Diabetes Foot Problems Toes

Will Severs Disease Demand Surgery Treatment?

Overview

Sever disease refers to a calcaneal apophysitis (an inflammation of the apophysis of the heel) which occurs in children and young adolescents. It typically presents in active young children (especially ones who engage in jumping and running sports).

Causes

Sever disease is more common in children who do regular sports or exercise that puts pressure on the heels. Activities such as running and jumping can put stress on the tight muscles and tendons.

Symptoms

The condition can be quite disabling and tends to affect those who are very busy with sporting activities. In the initial stages of the condition, most children displaying signs of Severs disease will tend to hobble or limp off the sports field or court and complain of sore heels near the end of activity.
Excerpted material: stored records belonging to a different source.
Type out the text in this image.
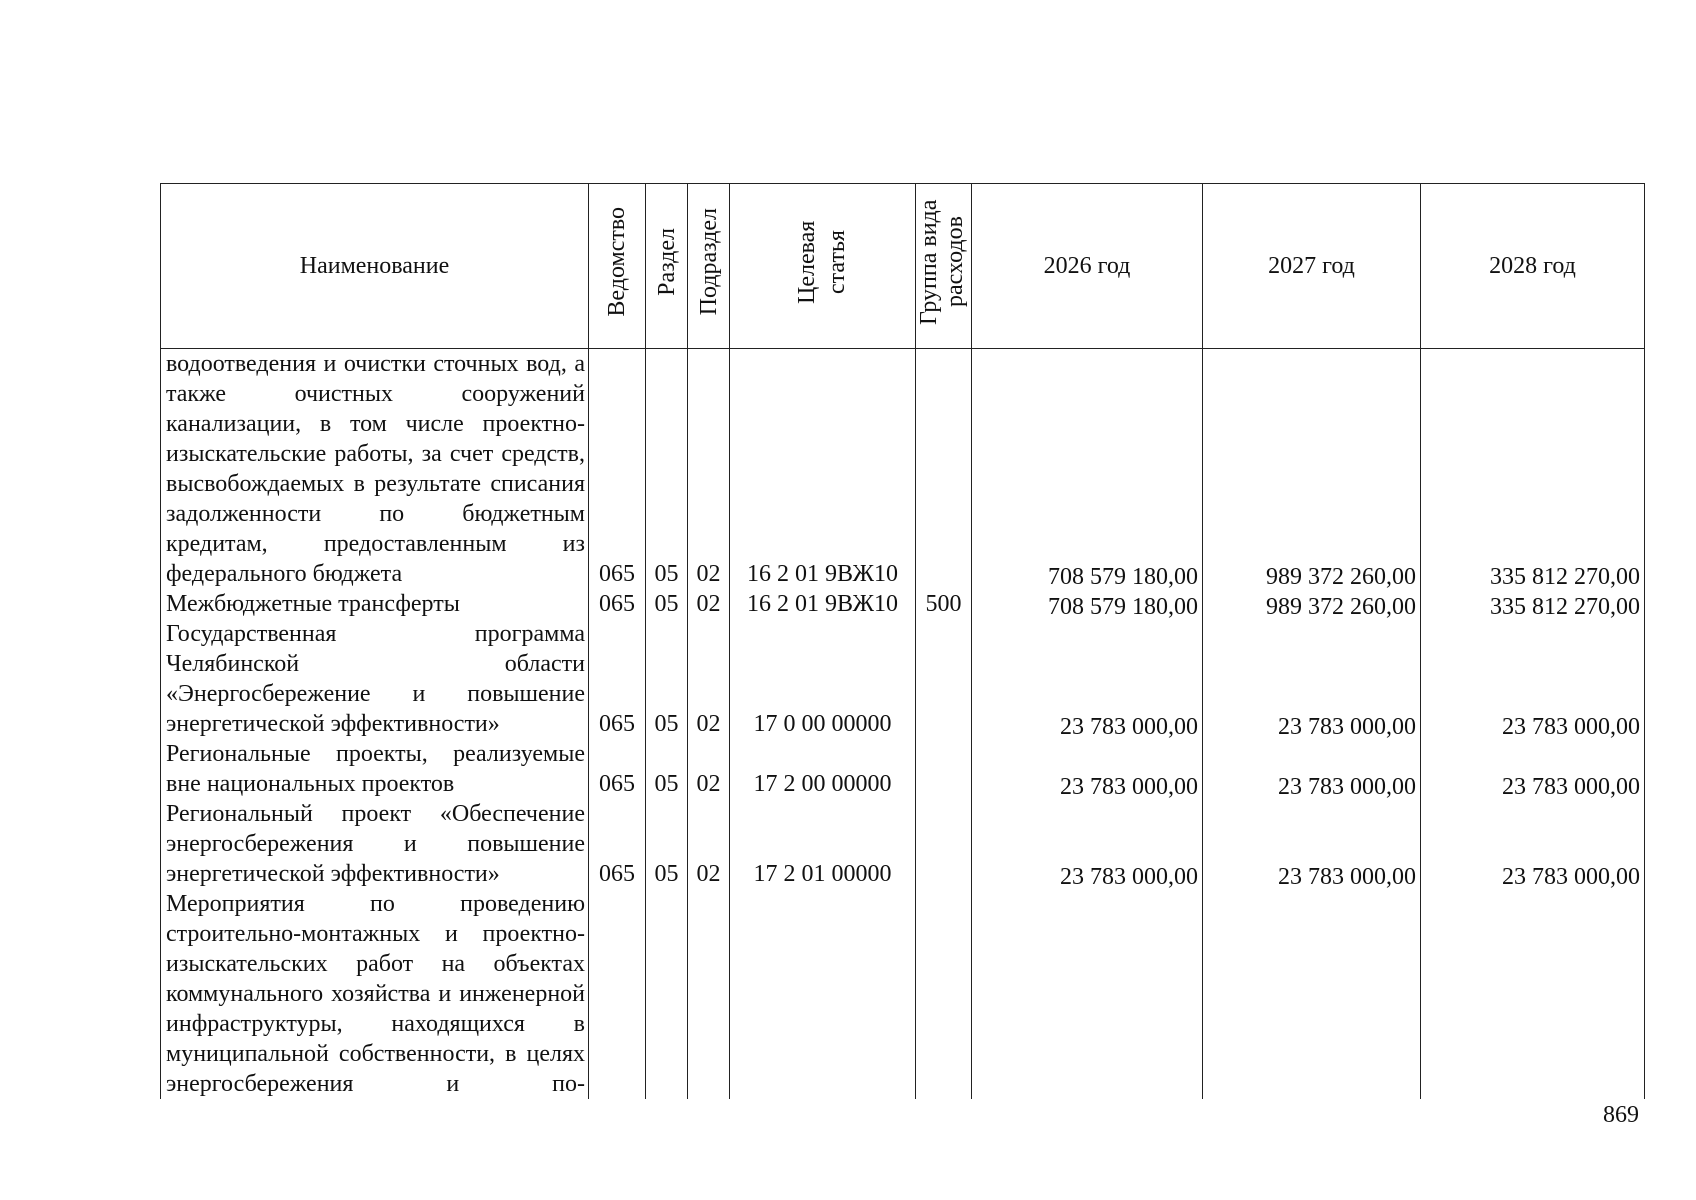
Наименование	Ведомство	Раздел	Подраздел	Целевая статья	Группа вида расходов	2026 год	2027 год	2028 год

водоотведения и очистки сточных вод, а также очистных сооружений канализации, в том числе проектно-изыскательские работы, за счет средств, высвобождаемых в результате списания задолженности по бюджетным кредитам, предоставленным из федерального бюджета	065	05	02	16 2 01 9ВЖ10		708 579 180,00	989 372 260,00	335 812 270,00

Межбюджетные трансферты	065	05	02	16 2 01 9ВЖ10	500	708 579 180,00	989 372 260,00	335 812 270,00

Государственная программа Челябинской области «Энергосбережение и повышение энергетической эффективности»	065	05	02	17 0 00 00000		23 783 000,00	23 783 000,00	23 783 000,00

Региональные проекты, реализуемые вне национальных проектов	065	05	02	17 2 00 00000		23 783 000,00	23 783 000,00	23 783 000,00

Региональный проект «Обеспечение энергосбережения и повышение энергетической эффективности»	065	05	02	17 2 01 00000		23 783 000,00	23 783 000,00	23 783 000,00

Мероприятия по проведению строительно-монтажных и проектно-изыскательских работ на объектах коммунального хозяйства и инженерной инфраструктуры, находящихся в муниципальной собственности, в целях энергосбережения и по-								

869
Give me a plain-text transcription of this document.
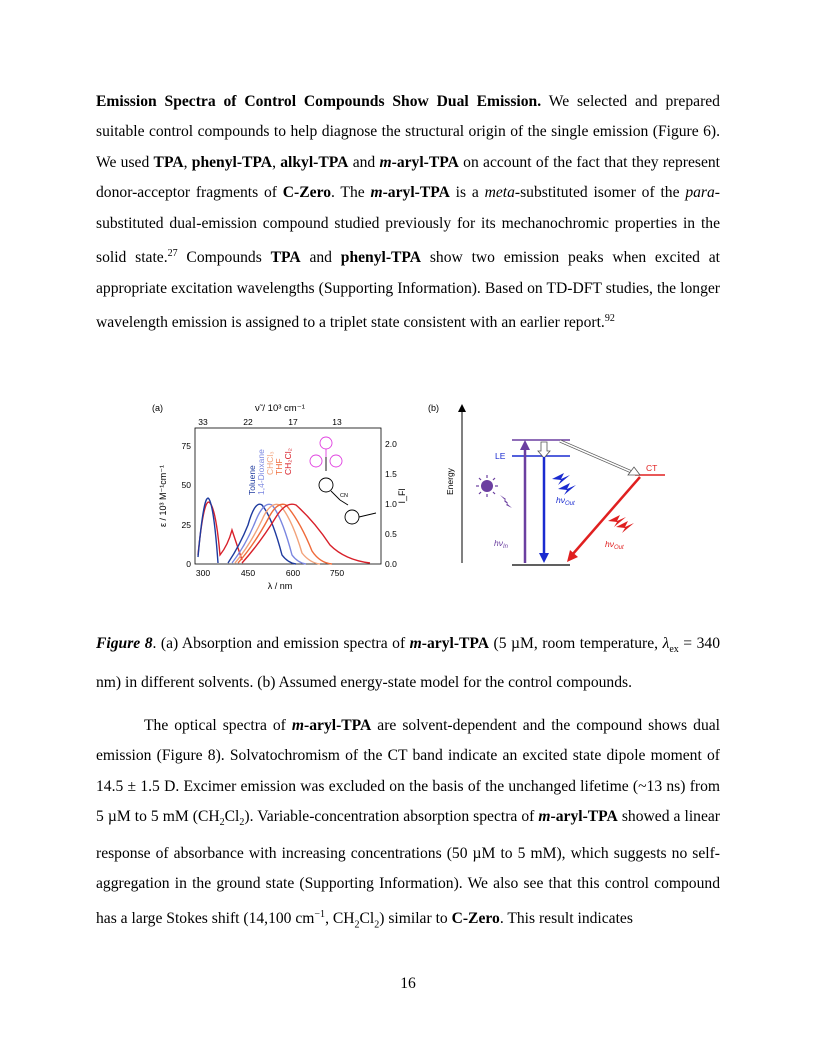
Emission Spectra of Control Compounds Show Dual Emission. We selected and prepared suitable control compounds to help diagnose the structural origin of the single emission (Figure 6). We used TPA, phenyl-TPA, alkyl-TPA and m-aryl-TPA on account of the fact that they represent donor-acceptor fragments of C-Zero. The m-aryl-TPA is a meta-substituted isomer of the para-substituted dual-emission compound studied previously for its mechanochromic properties in the solid state.$^{27}$ Compounds TPA and phenyl-TPA show two emission peaks when excited at appropriate excitation wavelengths (Supporting Information). Based on TD-DFT studies, the longer wavelength emission is assigned to a triplet state consistent with an earlier report.$^{92}$

(a)	ν̃ / 10³ cm⁻¹
33	22	17	13
75
50
25
0
2.0
1.5
1.0
0.5
0.0
300	450	600	750
λ / nm
ε / 10³ M⁻¹cm⁻¹	I_Fl
Toluene 1,4-Dioxane CHCl₃ THF CH₂Cl₂
CN
(b)
Energy
LE
CT
$h\nu_{In}$
$h\nu_{Out}$
$h\nu_{Out}$

Figure 8. (a) Absorption and emission spectra of m-aryl-TPA (5 µM, room temperature, $\lambda_{ex} = 340$ nm) in different solvents. (b) Assumed energy-state model for the control compounds.

The optical spectra of m-aryl-TPA are solvent-dependent and the compound shows dual emission (Figure 8). Solvatochromism of the CT band indicate an excited state dipole moment of 14.5 ± 1.5 D. Excimer emission was excluded on the basis of the unchanged lifetime (~13 ns) from 5 µM to 5 mM $(CH_2Cl_2)$. Variable-concentration absorption spectra of m-aryl-TPA showed a linear response of absorbance with increasing concentrations (50 µM to 5 mM), which suggests no self-aggregation in the ground state (Supporting Information). We also see that this control compound has a large Stokes shift (14,100 $cm^{-1}$, $CH_2Cl_2$) similar to C-Zero. This result indicates

16
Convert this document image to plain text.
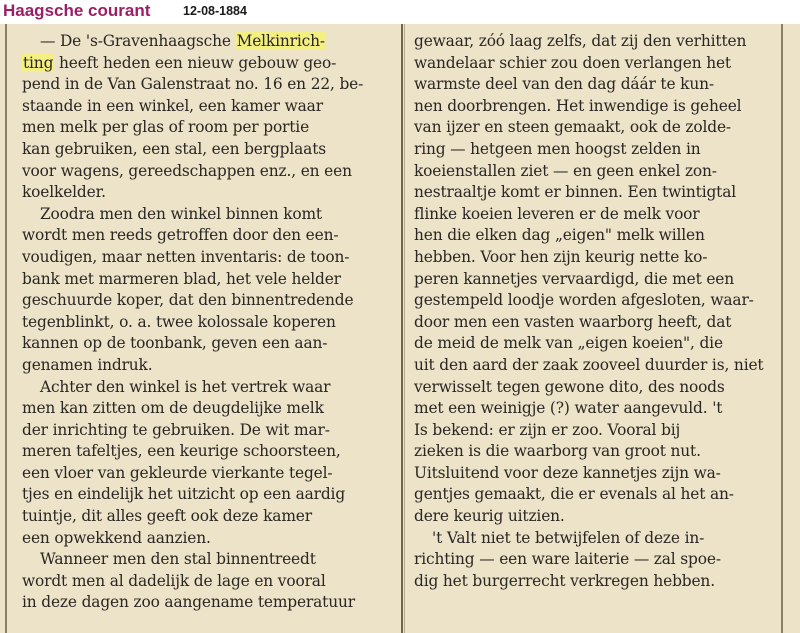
Haagsche courant	12-08-1884
— De 's-Gravenhaagsche Melkinrich-
ting heeft heden een nieuw gebouw geo-
pend in de Van Galenstraat no. 16 en 22, be-
staande in een winkel, een kamer waar
men melk per glas of room per portie
kan gebruiken, een stal, een bergplaats
voor wagens, gereedschappen enz., en een
koelkelder.
Zoodra men den winkel binnen komt
wordt men reeds getroffen door den een-
voudigen, maar netten inventaris: de toon-
bank met marmeren blad, het vele helder
geschuurde koper, dat den binnentredende
tegenblinkt, o. a. twee kolossale koperen
kannen op de toonbank, geven een aan-
genamen indruk.
Achter den winkel is het vertrek waar
men kan zitten om de deugdelijke melk
der inrichting te gebruiken. De wit mar-
meren tafeltjes, een keurige schoorsteen,
een vloer van gekleurde vierkante tegel-
tjes en eindelijk het uitzicht op een aardig
tuintje, dit alles geeft ook deze kamer
een opwekkend aanzien.
Wanneer men den stal binnentreedt
wordt men al dadelijk de lage en vooral
in deze dagen zoo aangename temperatuur
gewaar, zóó laag zelfs, dat zij den verhitten
wandelaar schier zou doen verlangen het
warmste deel van den dag dáár te kun-
nen doorbrengen. Het inwendige is geheel
van ijzer en steen gemaakt, ook de zolde-
ring — hetgeen men hoogst zelden in
koeienstallen ziet — en geen enkel zon-
nestraaltje komt er binnen. Een twintigtal
flinke koeien leveren er de melk voor
hen die elken dag „eigen" melk willen
hebben. Voor hen zijn keurig nette ko-
peren kannetjes vervaardigd, die met een
gestempeld loodje worden afgesloten, waar-
door men een vasten waarborg heeft, dat
de meid de melk van „eigen koeien", die
uit den aard der zaak zooveel duurder is, niet
verwisselt tegen gewone dito, des noods
met een weinigje (?) water aangevuld. 't
Is bekend: er zijn er zoo. Vooral bij
zieken is die waarborg van groot nut.
Uitsluitend voor deze kannetjes zijn wa-
gentjes gemaakt, die er evenals al het an-
dere keurig uitzien.
't Valt niet te betwijfelen of deze in-
richting — een ware laiterie — zal spoe-
dig het burgerrecht verkregen hebben.
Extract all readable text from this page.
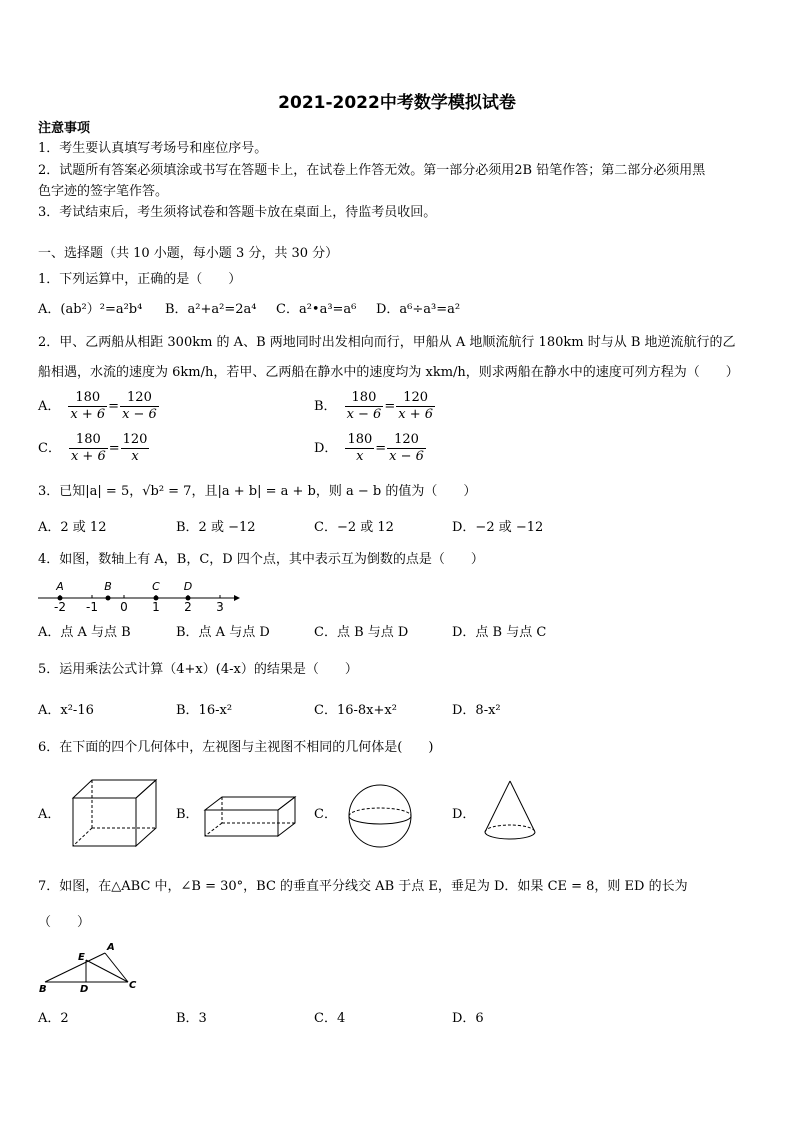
2021-2022中考数学模拟试卷
注意事项
1．考生要认真填写考场号和座位序号。
2．试题所有答案必须填涂或书写在答题卡上，在试卷上作答无效。第一部分必须用2B 铅笔作答；第二部分必须用黑
色字迹的签字笔作答。
3．考试结束后，考生须将试卷和答题卡放在桌面上，待监考员收回。
一、选择题（共 10 小题，每小题 3 分，共 30 分）
1．下列运算中，正确的是（　　）
A．(ab²）²=a²b⁴ B．a²+a²=2a⁴ C．a²•a³=a⁶ D．a⁶÷a³=a²
2．甲、乙两船从相距 300km 的 A、B 两地同时出发相向而行，甲船从 A 地顺流航行 180km 时与从 B 地逆流航行的乙
船相遇，水流的速度为 6km/h，若甲、乙两船在静水中的速度均为 xkm/h，则求两船在静水中的速度可列方程为（　　）
A． $\frac{180}{x + 6} = \frac{120}{x - 6}$	B． $\frac{180}{x - 6} = \frac{120}{x + 6}$
C． $\frac{180}{x + 6} = \frac{120}{x}$	D． $\frac{180}{x} = \frac{120}{x - 6}$
3．已知|a| = 5，√b² = 7，且|a + b| = a + b，则 a − b 的值为（　　）
A．2 或 12	B．2 或 −12	C．−2 或 12	D．−2 或 −12
4．如图，数轴上有 A，B，C，D 四个点，其中表示互为倒数的点是（　　）
-2 -1 0 1 2 3
A	B	C D
A．点 A 与点 B	B．点 A 与点 D	C．点 B 与点 D	D．点 B 与点 C
5．运用乘法公式计算（4+x）(4-x）的结果是（　　）
A．x²-16	B．16-x²	C．16-8x+x²	D．8-x²
6．在下面的四个几何体中，左视图与主视图不相同的几何体是(　　)
A．	B．	C．	D．
7．如图，在△ABC 中，∠B = 30°，BC 的垂直平分线交 AB 于点 E，垂足为 D．如果 CE = 8，则 ED 的长为
（　　）
A
E
B	D	C
A．2	B．3	C．4	D．6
As the condition progresses, children may complain of pain during activity and in severe cases prior to sporting activities. Kids heel pain can be quite discouraging for active children but, early treatment can resolve this type of foot pain in children very quickly.

Diagnosis

Your podiatrist will take a comprehensive medical history and perform a physical examination including a gait analysis. The assessment will include foot posture assessment, joint flexibility (or range of motion), biomechanical assessment of the foot, ankle and leg, foot and leg muscle strength testing, footwear assessment, school shoes and athletic footwear, gait analysis, to look for abnormalities in the way the feet move during gait, Pain provocation tests eg calcaneal squeeze test. X-rays are not usually required to diagnose Sever?s disease.

Non Surgical Treatment

The disease itself is self limiting and will resolve regardless of treatment once the growth plate has fully closed. Depending on the age of the youth at onset this could be a problem for many years. Treatment has always been aimed at managing the pain as well as the inflammation. This is done with the rest, ice, non steroidal anti-inflammatories like ibuprofen, stretching, taping, heel cups, heel lifts and orthotics. In severe cases, cast or walking boot immobilization is used. Each of these have differing levels of efficacy but in my experience orthotics are the golden treatment or the silver bullet. I am not talking about your run of the mill over the counter Dr. Scholls shoe insert. These definitely have their place in the world but not here. Custom molded orthotics made from a mold taken of the youths foot will provide the necessary control and support to stop the pain cycle. We can safely report over 85% of patients who are able to get back to sports and other activities as long as they wear the orthotics in supportive shoes as directed.